Con l’introduzione di un filtro n° 11 (il light green) tendeva a scomparire la poca luce diffusa “cromatica” non corretta e la resa ne beneficiava in modo sostanziale pur al prezzo di un viraggio giallo/verde dell’immagine. Un bel quadretto, degno di essere disegnato, benché di “scala” un poco ridotta e globalmente deficitario di brillantezza e contrasto.

Riportato lo strumento sul banco di lavoro mi sono accorto che la centratura dell’asse del focheggiatore era ancora non corretta e mi sono messo al lavoro per ottenere una condizione migliore.

Sopra: immagine dell'interno del tubo ottico con la disposizione dei diaframmi

SECONDO TEST

Ho potuto disporre di un cielo libero da perturbazioni solo alcuni giorni più tardi e ho eseguito un nuovo star test.

Con il focheggiatore sicuramente meglio allineato ho potuto valutare le condizioni dell’ottica.

L’astigmatismo era ancora presente e così ho provato a ruotare tra loro gli elementi del doppietto alla ricerca di un allineamento migliore. La doppia ghiera di serraggio dell’ottica non facilita l’operazione e servono un paio di micro-ventose in gomma o lattice (oppure più banalmente due pezzetti di nastro adesivo di carta) ma l’operazione può essere compiuta “sotto il cielo”.

Ruota a destra e ruota a sinistra ho raggiunto, dopo molte prove, una posizione di compromesso. L’ottica non è perfetta ma nelle condizioni finali di aggiustamento risulta decorosa e sicuramente usabile anche con qualche velleità in alta risoluzione. Il solo difetto rimasto è un medio astigmatismo che ora è però ben simmetrico con il risultato che l’immagine a fuoco risulta decisamente più contrastata e pulita.

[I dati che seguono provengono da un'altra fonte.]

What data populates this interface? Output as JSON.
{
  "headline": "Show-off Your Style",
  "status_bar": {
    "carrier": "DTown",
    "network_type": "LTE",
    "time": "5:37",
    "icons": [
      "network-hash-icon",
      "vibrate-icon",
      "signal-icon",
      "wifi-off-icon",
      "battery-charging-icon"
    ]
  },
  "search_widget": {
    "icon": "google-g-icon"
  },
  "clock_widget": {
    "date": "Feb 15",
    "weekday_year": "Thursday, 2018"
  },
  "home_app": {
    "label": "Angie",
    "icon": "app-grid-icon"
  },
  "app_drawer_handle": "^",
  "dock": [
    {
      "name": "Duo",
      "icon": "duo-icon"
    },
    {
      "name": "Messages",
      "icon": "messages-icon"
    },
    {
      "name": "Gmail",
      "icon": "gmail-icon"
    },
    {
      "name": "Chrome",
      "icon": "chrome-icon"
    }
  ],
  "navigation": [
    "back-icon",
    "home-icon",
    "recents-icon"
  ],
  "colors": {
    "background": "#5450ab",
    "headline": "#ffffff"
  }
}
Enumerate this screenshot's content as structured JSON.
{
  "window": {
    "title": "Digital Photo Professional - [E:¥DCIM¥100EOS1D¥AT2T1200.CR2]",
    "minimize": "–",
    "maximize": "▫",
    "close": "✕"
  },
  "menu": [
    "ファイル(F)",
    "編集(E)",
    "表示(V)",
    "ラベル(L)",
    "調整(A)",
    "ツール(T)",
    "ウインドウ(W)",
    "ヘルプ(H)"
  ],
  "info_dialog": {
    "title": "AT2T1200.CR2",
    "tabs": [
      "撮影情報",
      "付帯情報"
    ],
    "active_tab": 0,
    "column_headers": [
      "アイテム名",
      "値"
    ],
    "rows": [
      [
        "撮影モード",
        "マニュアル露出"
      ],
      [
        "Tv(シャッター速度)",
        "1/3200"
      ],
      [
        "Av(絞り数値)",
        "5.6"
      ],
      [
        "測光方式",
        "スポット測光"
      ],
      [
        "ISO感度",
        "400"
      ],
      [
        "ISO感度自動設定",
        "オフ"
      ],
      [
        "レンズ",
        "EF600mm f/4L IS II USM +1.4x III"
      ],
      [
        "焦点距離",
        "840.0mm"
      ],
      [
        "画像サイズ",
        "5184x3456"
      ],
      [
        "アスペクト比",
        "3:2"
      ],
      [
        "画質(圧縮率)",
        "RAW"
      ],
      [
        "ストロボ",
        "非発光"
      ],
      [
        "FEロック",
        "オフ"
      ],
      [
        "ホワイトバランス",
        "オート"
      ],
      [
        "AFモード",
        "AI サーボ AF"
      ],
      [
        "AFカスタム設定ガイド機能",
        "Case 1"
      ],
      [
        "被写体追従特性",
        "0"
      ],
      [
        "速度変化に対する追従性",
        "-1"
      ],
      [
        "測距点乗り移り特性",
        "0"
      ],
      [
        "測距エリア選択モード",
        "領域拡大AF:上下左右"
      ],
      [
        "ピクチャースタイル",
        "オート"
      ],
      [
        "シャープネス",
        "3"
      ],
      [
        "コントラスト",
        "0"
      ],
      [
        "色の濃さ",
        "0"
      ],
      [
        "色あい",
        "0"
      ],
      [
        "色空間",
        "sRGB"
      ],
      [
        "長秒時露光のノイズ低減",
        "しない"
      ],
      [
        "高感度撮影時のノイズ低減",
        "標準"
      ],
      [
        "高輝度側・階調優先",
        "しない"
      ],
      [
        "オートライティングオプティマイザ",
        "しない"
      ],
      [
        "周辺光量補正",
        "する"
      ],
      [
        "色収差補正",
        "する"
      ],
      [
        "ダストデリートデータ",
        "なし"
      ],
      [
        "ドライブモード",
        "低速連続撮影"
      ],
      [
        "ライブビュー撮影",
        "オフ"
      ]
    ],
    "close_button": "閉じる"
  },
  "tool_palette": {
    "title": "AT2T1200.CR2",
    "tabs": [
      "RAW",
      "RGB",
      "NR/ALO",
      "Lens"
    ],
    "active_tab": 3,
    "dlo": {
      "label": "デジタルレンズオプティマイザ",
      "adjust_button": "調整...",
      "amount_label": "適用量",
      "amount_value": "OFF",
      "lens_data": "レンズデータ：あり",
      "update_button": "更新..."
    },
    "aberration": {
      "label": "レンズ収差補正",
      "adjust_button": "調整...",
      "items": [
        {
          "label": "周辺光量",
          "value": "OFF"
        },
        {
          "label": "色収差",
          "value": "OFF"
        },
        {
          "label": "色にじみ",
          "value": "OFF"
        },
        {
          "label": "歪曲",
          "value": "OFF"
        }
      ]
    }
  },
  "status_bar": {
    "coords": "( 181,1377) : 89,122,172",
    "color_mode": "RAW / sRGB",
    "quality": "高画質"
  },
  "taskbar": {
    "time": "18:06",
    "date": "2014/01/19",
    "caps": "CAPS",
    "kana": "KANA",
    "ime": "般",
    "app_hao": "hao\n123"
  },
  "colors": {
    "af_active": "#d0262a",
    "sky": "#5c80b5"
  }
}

Se non si desidera assistere al degrado delle immagini conviene non spingersi oltre i 180x, che non sono comunque pochi per un 9 cm. non apocromatico tenendo anche conto dell’inevitabile caduta di luce. 

A questo proposito ammetto di sorridere sconsolato ogni qualvolta ricordo le parole dei simpatici bontemponi che spingono a 400 ingrandimenti i loro “mitici” 70 millimetri alla fluorite ricavandone (a parole) immagini mirabolanti (sicuramente osservando il lampione da 1000 watt di fianco a casa...).

Finalmente “a posto” o quasi il 390 mi ha concesso alcune belle immagini di sistemi multipli facili e di contrasto cromatico significativo.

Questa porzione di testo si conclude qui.